Я сотрясаюсь движением, которое дарит покой и гармонию мне одной, потому что мне всё равно, что он смотрит. Потому что он ничто. Даже не знает, что тропа его судьбы завернула к сходу в вечный круговорот. Пища для червей. Вышедший из заднего прохода червя перегной.

Заслуживающие уважения чуют приход смерти, видят её, осознают. Он поднял спину, приоткрыл рот, потянул руки к моей дрожащей талии, уложил выше, на рёбрах. Горячие сквозь ткань ладони. Его возбуждение усилилось. Он отбирает из моих рук ткань, почти выдирает, подаётся ко мне.

Я бы подождала ещё секунду, чтобы совершить острое действие в наиболее острый момент. Кинжал с треугольным обоюдоострым лезвием, уже занесённый, остался чистым. Он с хрустом переломал шейный столб. Явился. Весь в чёрном. Почти не скрывает, что доволен тем, что опередил меня. Тот даже не осознал положенные на подбородок и темя руки мужчины, которого в комнате не должно было быть. Реакция так себе.

– Кончено? – спрашиваю я, подняв глаза. Показываю лицом досаду. Я приучила его не добивать тех, кого оставила покорёженными, но к этому я не успела прикоснуться, и он без зазрений совести прикончил его.

Он кивает. Для его задачи не нужно было уметь говорить, и его не учили. Мой индивидуальный учебный план был не худшим в пансионе.

Дом свободен. Сразу начинаю хозяйничать. Я здесь надолго. Возможно, на целые сутки. Указываю ему убрать тело с покрывала. Лишнее движение – потянулся без подсказки. Одобрительно кивнув, выхожу к патио, по пути туша факелы. На площадке пусто. Ложе ещё хранит вмятины от лежащих недавно тел. Девиц и обслуги нет. Их он, конечно, не убил. Сами подсуетились, убежали. Мы освободили их не от такого хозяина, за которого можно было бы бороться. Тушу оставшиеся факелы, проверяю комнаты. Он выносит последнее тело и закрывает ворота на оба засова. Вопросительно смотрит на меня.

Не корректирую планы под него. Ему вообще не положено было в жизни что-то хотеть и испытывать, если речь не шла о выполнении задания. Заданий для нас обоих не нашлось. Мы не подошли, поэтому я собираюсь засунуть себя поглубже и хорошенько вымыть. Игнорируя возможность залезть в неуспевшую остыть парилку, шагаю к бассейну уже с улыбкой на губах.

Обожааааю возиться в воде! Он всё чаще недовольно хмурится, когда дорвавшись до воды я бросаюсь в неё, как обезумевшая треска, и ничем меня оттуда не выманить, пока не придёт время убраться. Он мог бы заниматься чем угодно, пока я плещусь, никого не держу, но, кажется, у него имелось личное правило, сформулированное без моего участия – не уходить от меня дальше чем на десять метров.

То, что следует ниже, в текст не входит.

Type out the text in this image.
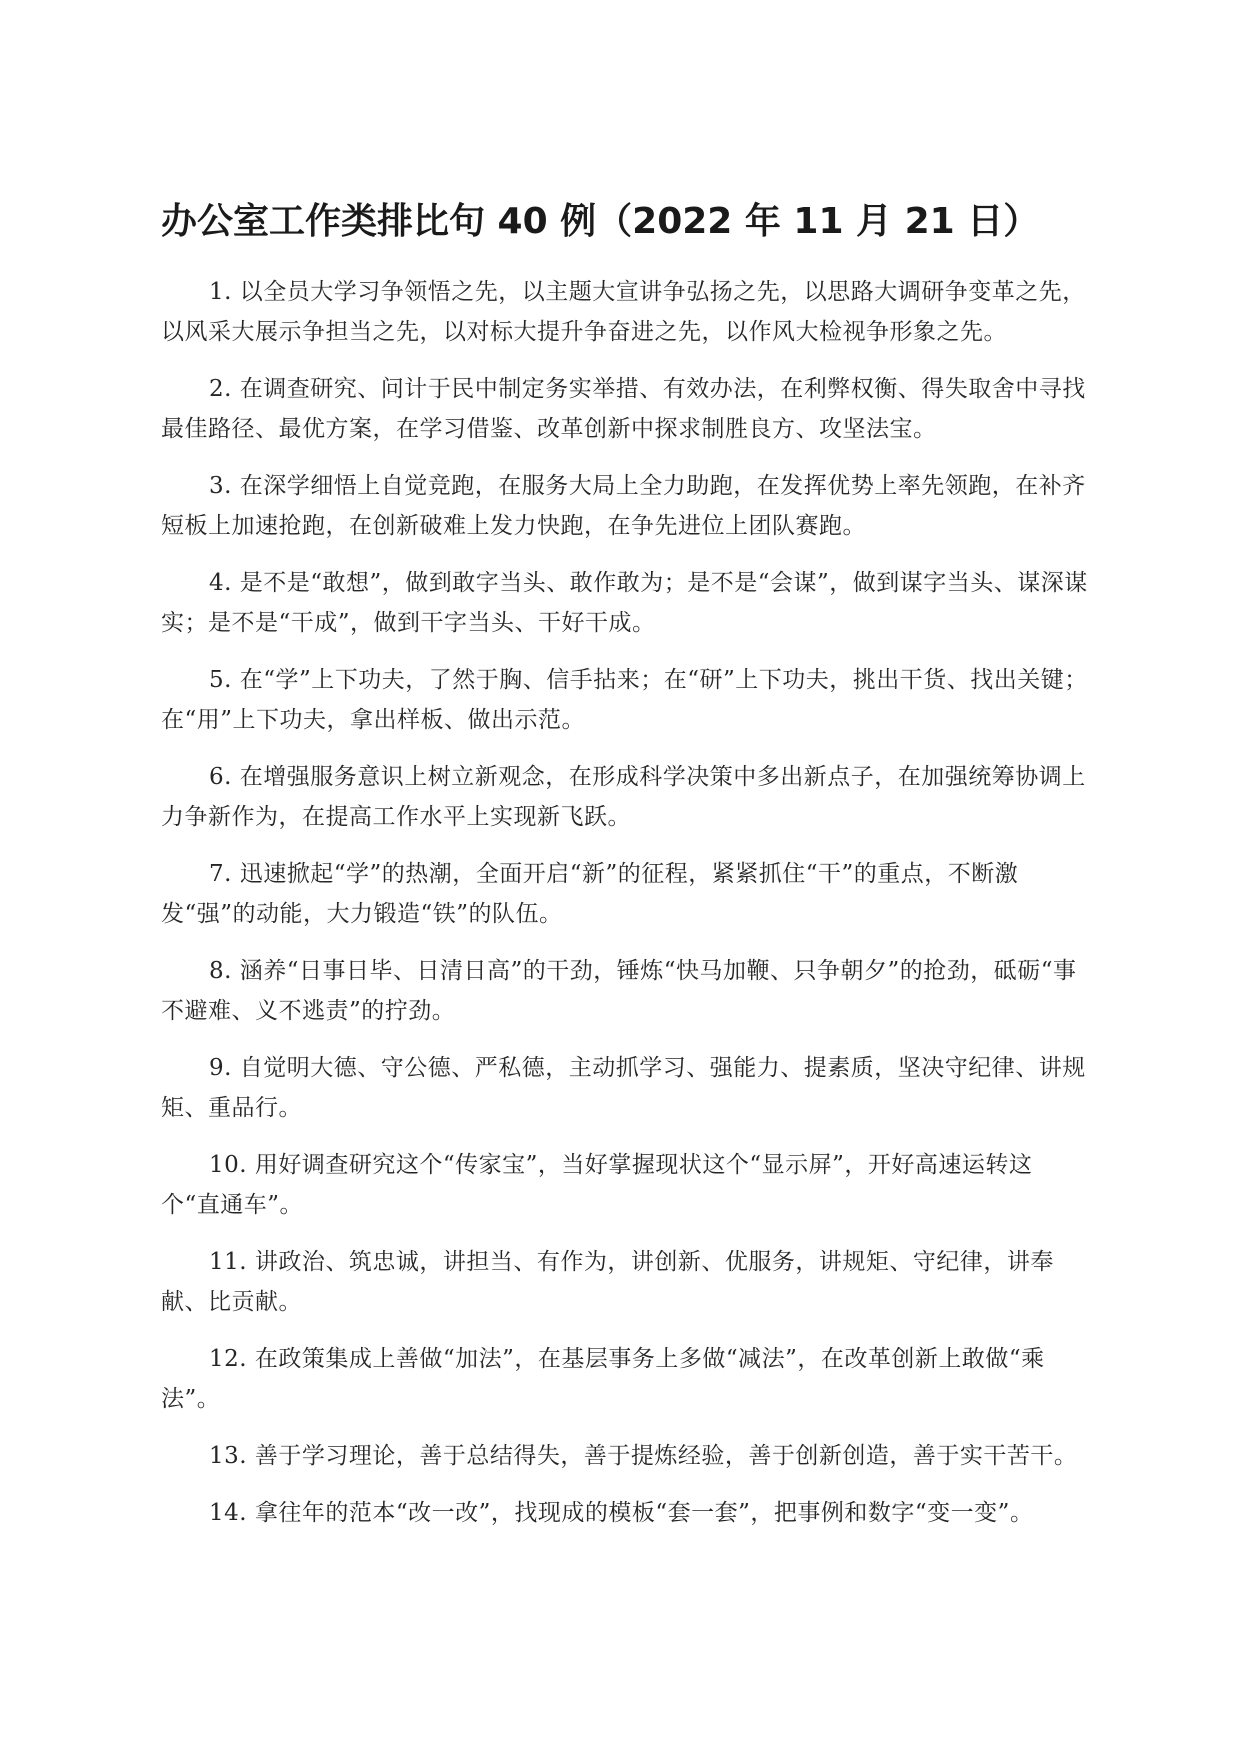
办公室工作类排比句 40 例（2022 年 11 月 21 日）
1. 以全员大学习争领悟之先，以主题大宣讲争弘扬之先，以思路大调研争变革之先，以风采大展示争担当之先，以对标大提升争奋进之先，以作风大检视争形象之先。
2. 在调查研究、问计于民中制定务实举措、有效办法，在利弊权衡、得失取舍中寻找最佳路径、最优方案，在学习借鉴、改革创新中探求制胜良方、攻坚法宝。
3. 在深学细悟上自觉竞跑，在服务大局上全力助跑，在发挥优势上率先领跑，在补齐短板上加速抢跑，在创新破难上发力快跑，在争先进位上团队赛跑。
4. 是不是“敢想”，做到敢字当头、敢作敢为；是不是“会谋”，做到谋字当头、谋深谋实；是不是“干成”，做到干字当头、干好干成。
5. 在“学”上下功夫，了然于胸、信手拈来；在“研”上下功夫，挑出干货、找出关键；在“用”上下功夫，拿出样板、做出示范。
6. 在增强服务意识上树立新观念，在形成科学决策中多出新点子，在加强统筹协调上力争新作为，在提高工作水平上实现新飞跃。
7. 迅速掀起“学”的热潮，全面开启“新”的征程，紧紧抓住“干”的重点，不断激发“强”的动能，大力锻造“铁”的队伍。
8. 涵养“日事日毕、日清日高”的干劲，锤炼“快马加鞭、只争朝夕”的抢劲，砥砺“事不避难、义不逃责”的拧劲。
9. 自觉明大德、守公德、严私德，主动抓学习、强能力、提素质，坚决守纪律、讲规矩、重品行。
10. 用好调查研究这个“传家宝”，当好掌握现状这个“显示屏”，开好高速运转这个“直通车”。
11. 讲政治、筑忠诚，讲担当、有作为，讲创新、优服务，讲规矩、守纪律，讲奉献、比贡献。
12. 在政策集成上善做“加法”，在基层事务上多做“减法”，在改革创新上敢做“乘法”。
13. 善于学习理论，善于总结得失，善于提炼经验，善于创新创造，善于实干苦干。
14. 拿往年的范本“改一改”，找现成的模板“套一套”，把事例和数字“变一变”。
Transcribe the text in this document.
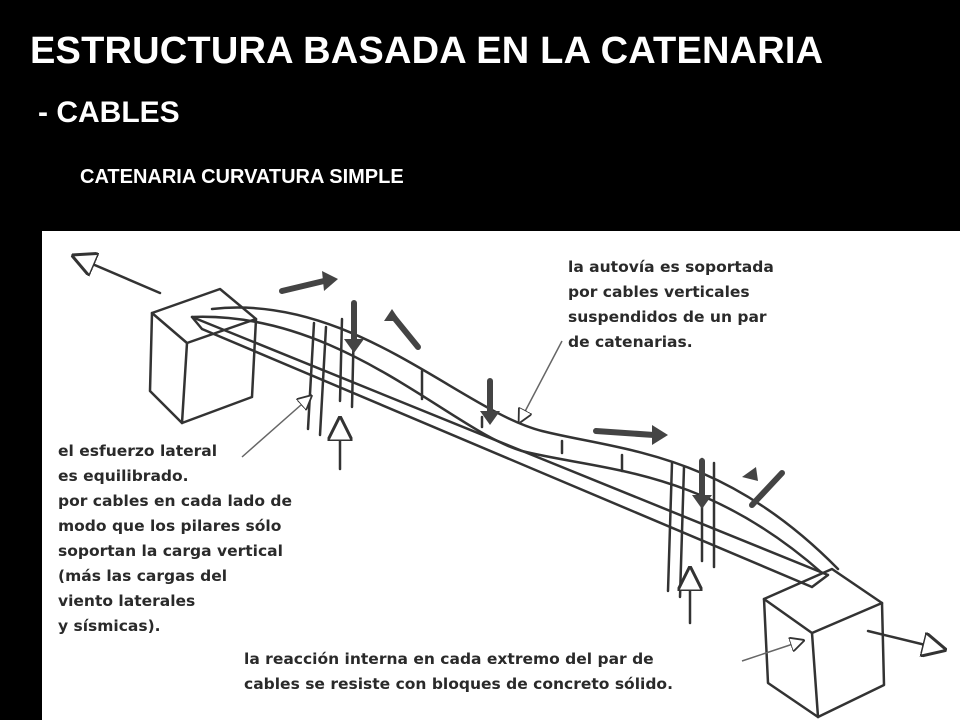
ESTRUCTURA BASADA EN LA CATENARIA
- CABLES
CATENARIA CURVATURA SIMPLE
la autovía es soportada
por cables verticales
suspendidos de un par
de catenarias.
el esfuerzo lateral
es equilibrado.
por cables en cada lado de
modo que los pilares sólo
soportan la carga vertical
(más las cargas del
viento laterales
y sísmicas).
la reacción interna en cada extremo del par de
cables se resiste con bloques de concreto sólido.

Никогда.

В бассейн я рухнула в одежде. Бассейн оказался больше десяти метров. Он последовал за мной, не поднимая всплеска.

Моё правило – не расставаться с одеждой, если резервуар с жидкостью не находится в маленьком замкнутом помещении. Бассейн на открытом воздухе. По периметру на равных отрезках горят высокие факелы. Он ходит пешком по дну, туша те, которые могут помешать ему в выполнении его задачи. Не обращаю на него внимания. С тех самых пор как мы зажили самостоятельной жизнью не пытаюсь выяснить, почему он делает некоторые лишние на мой взгляд вещи. В пансионе нас не так долго держали всем скопом, иногда заставляя коллаборационировать, иногда стравливая друг с другом. И меня и его довольно рано выбраковали из этой стайки. Разряды тока заставили меня порядком позабыть черты лиц моих ранних знакомцев, которым я подавала руки на преодолении преград и которым изображала сочувствие на лице, отбрасывая навзничь одним ударом. К счастью для моей неокрепшей детской психики, это продлилось недолго. Меня закрыли в отдельном секторе. Ударов не стало меньше, люди рисковали показываться только за сеткой, а моим единственным спарринг-партнёром остался он. Нам не дозволялось бить не в полную силу. Хотела бы я посмотреть на того, кто не подчинился бы этому правилу и выжил. Пожать руку герою. Но, видимо, героев не бывает.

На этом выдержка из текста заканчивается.